OBJET :   Point sur les attentes des Français Rapatriés - Notre réunion du 18 juillet 2008 : notre demande de réponses officielles

Monsieur le Président,

Depuis votre nomination officielle le 30 novembre 2007, il y a déjà 8 mois, comme Président de la MIR, nous avons eu le plaisir de vous rencontrer, comme vos prédécesseurs depuis 1985, lors de plusieurs réunions de travail pour faire le point sur l'avancement des attentes de nos compatriotes, les 30 novembre, 27 décembre 2007, 23 avril et dernièrement le 18 juillet 2008.

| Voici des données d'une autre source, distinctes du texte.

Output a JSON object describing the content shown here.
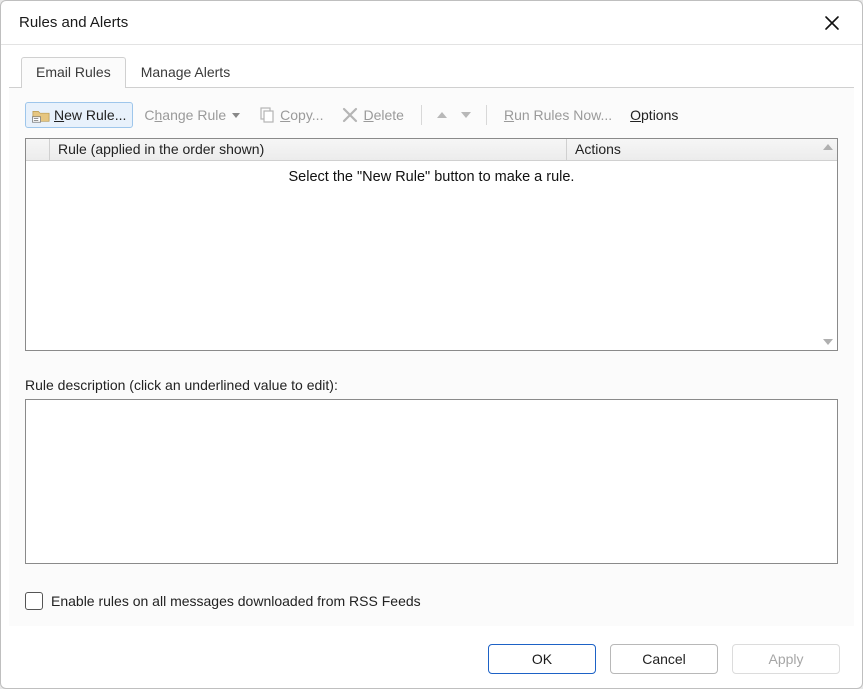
{
  "window": {
    "title": "Rules and Alerts"
  },
  "tabs": [
    {
      "label": "Email Rules",
      "active": true
    },
    {
      "label": "Manage Alerts",
      "active": false
    }
  ],
  "toolbar": {
    "new_rule": "New Rule...",
    "change_rule": "Change Rule",
    "copy": "Copy...",
    "delete": "Delete",
    "run_rules_now": "Run Rules Now...",
    "options": "Options"
  },
  "list": {
    "header_rule": "Rule (applied in the order shown)",
    "header_actions": "Actions",
    "empty_text": "Select the \"New Rule\" button to make a rule."
  },
  "description": {
    "label": "Rule description (click an underlined value to edit):"
  },
  "checkbox": {
    "label": "Enable rules on all messages downloaded from RSS Feeds",
    "checked": false
  },
  "buttons": {
    "ok": "OK",
    "cancel": "Cancel",
    "apply": "Apply"
  }
}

Comme les autres Associations de rapatriés vous les ont fait connaître par leurs chartes ou motions, dont JPN est signataire, nous vous avons fait part au cours de ces réunions, et à l'occasion de nos envois de courriers, documents et messages par Internet, des légitimes attentes de nos compatriotes. Ils demandent maintenant au Président de la République, au Premier ministre, aux ministres concernés et à vous-même des réponses officielles écrites et les mesures de mise en ouvre devant les concrétisant.

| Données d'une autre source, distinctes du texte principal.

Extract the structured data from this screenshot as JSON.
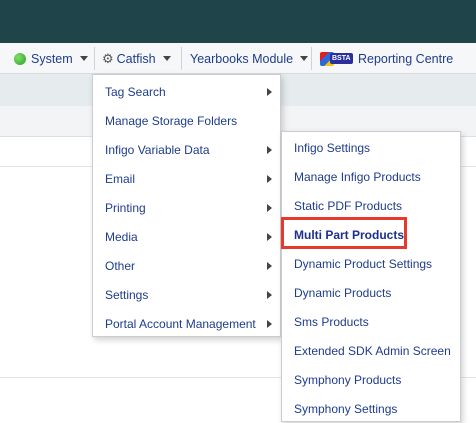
{
  "menubar": {
    "items": [
      {
        "label": "System",
        "icon": "globe-icon"
      },
      {
        "label": "Catfish",
        "icon": "gear-icon"
      },
      {
        "label": "Yearbooks Module"
      },
      {
        "label": "Reporting Centre",
        "icon": "bsta-logo-icon",
        "logo_text": "BSTA"
      }
    ]
  },
  "catfish_menu": {
    "items": [
      {
        "label": "Tag Search",
        "has_submenu": true
      },
      {
        "label": "Manage Storage Folders",
        "has_submenu": false
      },
      {
        "label": "Infigo Variable Data",
        "has_submenu": true
      },
      {
        "label": "Email",
        "has_submenu": true
      },
      {
        "label": "Printing",
        "has_submenu": true
      },
      {
        "label": "Media",
        "has_submenu": true
      },
      {
        "label": "Other",
        "has_submenu": true
      },
      {
        "label": "Settings",
        "has_submenu": true
      },
      {
        "label": "Portal Account Management",
        "has_submenu": true
      }
    ]
  },
  "infigo_submenu": {
    "items": [
      {
        "label": "Infigo Settings"
      },
      {
        "label": "Manage Infigo Products"
      },
      {
        "label": "Static PDF Products"
      },
      {
        "label": "Multi Part Products",
        "highlighted": true
      },
      {
        "label": "Dynamic Product Settings"
      },
      {
        "label": "Dynamic Products"
      },
      {
        "label": "Sms Products"
      },
      {
        "label": "Extended SDK Admin Screen"
      },
      {
        "label": "Symphony Products"
      },
      {
        "label": "Symphony Settings"
      }
    ]
  },
  "colors": {
    "topbar": "#1f454b",
    "link": "#1e3c8c",
    "highlight_border": "#e63a2e"
  }
}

Force est de constater que depuis l'élection de Nicolas Sarkozy le 6 mai 2008, c'est-à-dire depuis 14 mois, les annonces et décisions concernant les Français rapatriés du Chef de l'Etat, du gouvernement et de ses représentants sont à l'opposé des engagements du candidat Nicolas Sarkozy. Engagements pris lors de discours publics ou dans des lettres adressées aux Associations qui ont déterminé l'important report du vote « rapatrié » sur sa candidature. Aujourd'hui les Français rapatriés ne peuvent pas se contenter de la traditionnelle réponse des hommes politiques que les « promesses ne sont bonnes que pour ceux qui les écoutent » ou de « l'ignorance » du candidat de la réalité des problèmes. Le candidat Nicolas Sarkozy, par les multiples postes qu'il a occupés et par ses fonctions de ministre, a eu accès au dossier « rapatriés » bien avant son élection. D'autant plus que vous étiez parmi ses conseillers et l'organisateur des réunions des 31 mars 2007 et 13 avril 2007 au cours desquelles il a pris devant les représentants Harkis et Pieds-noirs les engagements que vous connaissez, ayant été vous-même l'un des artisans de ses déclarations. A votre invitation, plusieurs ministres et députés étaient aussi présents : André Santini, Christian Estrozi, Christian Kert, Michel Diefenbacher, Philippe Vitel, etc. Le candidat Sarkozy, il l'a dit lui-même, était entouré des meilleurs spécialistes gouvernementaux des problèmes rapatriés. Si, a contrario de MM. Erard Corbin de Mangoux, conseiller du Président de la République pour le dossier « rapatriés » et son homologue Eric Etienne à Matignon, qui étaient, selon leurs propos, totalement ignorants du dossier « rapatriés », vos fonctions depuis 1995 auprès de M. Roger Romani, Délégué aux Rapatriés, puis dans les différentes instances en charge des rapatriés vous donne une expertise exceptionnelle sur l'ensemble des problèmes non résolus depuis 46 ans par l'Etat français.

Par courtoisie, et aussi parce que nous pensons que vous êtes un homme honnête, nous vous renouvelons, conformément à l'article XV de la Déclaration des Droits de l'Homme, une dernière fois notre demande d'intervention auprès du Président de la République, du Premier ministre et des ministres concernés pour que la communauté des Français Rapatriés obtienne des réponses officielles aux questions que nous vous avons posées lors de nos réunions et que nous avions résumées dans notre lettre du 14 avril 2008. Trois mois s'étant écoulés depuis  notre réunion du mois d'avril, nous n'avons obtenu que des éléments de réponse imprécis lors de notre dernier entretien. Nous avons actualisé nos questions en fonction des nouvelles déclarations et décisions publiques du Président de la République, de son gouvernement et de ses collaborateurs.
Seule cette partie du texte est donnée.